Szkoła vs uczelnia. Gdzie jest lepiej?

W dzisiejszym artykule porównam dla Ciebie naukę w szkolę z nauką na studiach. Zebrane tutaj wnioski bazują na ankiecie jaką przeprowadziłem wśród studentów z różnych uczelni. Starałem się dotrzeć do osób z różnych środowisk gdyż kierunek studiów, miasto, oraz typ uczelni na jakiej studiujemy mocno wpływają na to jak postrzegamy różnice między nauką w szkole, a na uczelni wyższej.

 

Kto jest lepszy. Nauczyciel czy wykładowca?

 

 

Tutaj zdania są podzielone. Część ankietowanych bardziej ceni sobie nauczycieli akademickich, zaś inni opowiadają się za nauczycielami szkolnymi.
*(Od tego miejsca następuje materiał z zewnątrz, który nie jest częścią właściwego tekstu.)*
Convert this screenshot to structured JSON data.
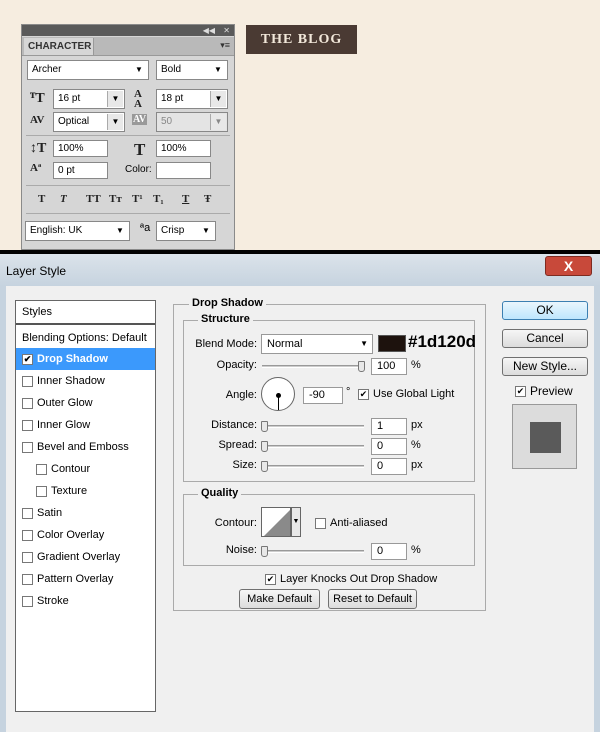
{
  "character_panel": {
    "tab_title": "CHARACTER",
    "collapse_glyph": "◀◀",
    "close_glyph": "✕",
    "menu_glyph": "▾≡",
    "font_family": "Archer",
    "font_style": "Bold",
    "font_size": "16 pt",
    "leading": "18 pt",
    "kerning": "Optical",
    "tracking": "50",
    "vertical_scale": "100%",
    "horizontal_scale": "100%",
    "baseline_shift": "0 pt",
    "color_label": "Color:",
    "color_value": "#ffffff",
    "language": "English: UK",
    "antialias": "Crisp",
    "style_buttons": [
      "T",
      "T",
      "TT",
      "Tт",
      "T¹",
      "T₁",
      "T",
      "Ŧ"
    ]
  },
  "blog_label": "THE BLOG",
  "layer_style": {
    "title": "Layer Style",
    "close_glyph": "X",
    "styles_header": "Styles",
    "blending_options": "Blending Options: Default",
    "items": [
      {
        "label": "Drop Shadow",
        "checked": true,
        "selected": true
      },
      {
        "label": "Inner Shadow",
        "checked": false
      },
      {
        "label": "Outer Glow",
        "checked": false
      },
      {
        "label": "Inner Glow",
        "checked": false
      },
      {
        "label": "Bevel and Emboss",
        "checked": false
      },
      {
        "label": "Contour",
        "checked": false
      },
      {
        "label": "Texture",
        "checked": false
      },
      {
        "label": "Satin",
        "checked": false
      },
      {
        "label": "Color Overlay",
        "checked": false
      },
      {
        "label": "Gradient Overlay",
        "checked": false
      },
      {
        "label": "Pattern Overlay",
        "checked": false
      },
      {
        "label": "Stroke",
        "checked": false
      }
    ],
    "section_title": "Drop Shadow",
    "structure": {
      "title": "Structure",
      "blend_mode_label": "Blend Mode:",
      "blend_mode": "Normal",
      "shadow_color": "#1d120d",
      "shadow_color_label": "#1d120d",
      "opacity_label": "Opacity:",
      "opacity": "100",
      "opacity_fraction": 1.0,
      "angle_label": "Angle:",
      "angle": "-90",
      "degree": "°",
      "use_global_light_label": "Use Global Light",
      "use_global_light": true,
      "distance_label": "Distance:",
      "distance": "1",
      "spread_label": "Spread:",
      "spread": "0",
      "size_label": "Size:",
      "size": "0",
      "px": "px",
      "percent": "%"
    },
    "quality": {
      "title": "Quality",
      "contour_label": "Contour:",
      "anti_aliased_label": "Anti-aliased",
      "anti_aliased": false,
      "noise_label": "Noise:",
      "noise": "0",
      "percent": "%"
    },
    "knocks_out_label": "Layer Knocks Out Drop Shadow",
    "knocks_out": true,
    "make_default": "Make Default",
    "reset_to_default": "Reset to Default",
    "ok": "OK",
    "cancel": "Cancel",
    "new_style": "New Style...",
    "preview_label": "Preview",
    "preview_checked": true
  }
}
Pierwsza grupa podkreśla fachową i dogłębną wiedzę wykładowców uczących na studiach, a także ich poważne podejście do studenta i ciekawszy sposób przekazywania wiedzy. Z kolei osoby, głosujące na szkolnych nauczycieli podkreślają ich osobiste podejście do ucznia, bardziej klarowne oceny i luźniejszą atmosferę podczas zajęć.
Te różnice w opiniach wynikają przede wszystkim z tego, że jedni wolą być traktowani po matczynemu i cenią sobie indywidualne podejście, zaś drudzy wolą jak traktuje się ich poważnie, czyli jak w pełni dorosłe i odpowiedzialne osoby.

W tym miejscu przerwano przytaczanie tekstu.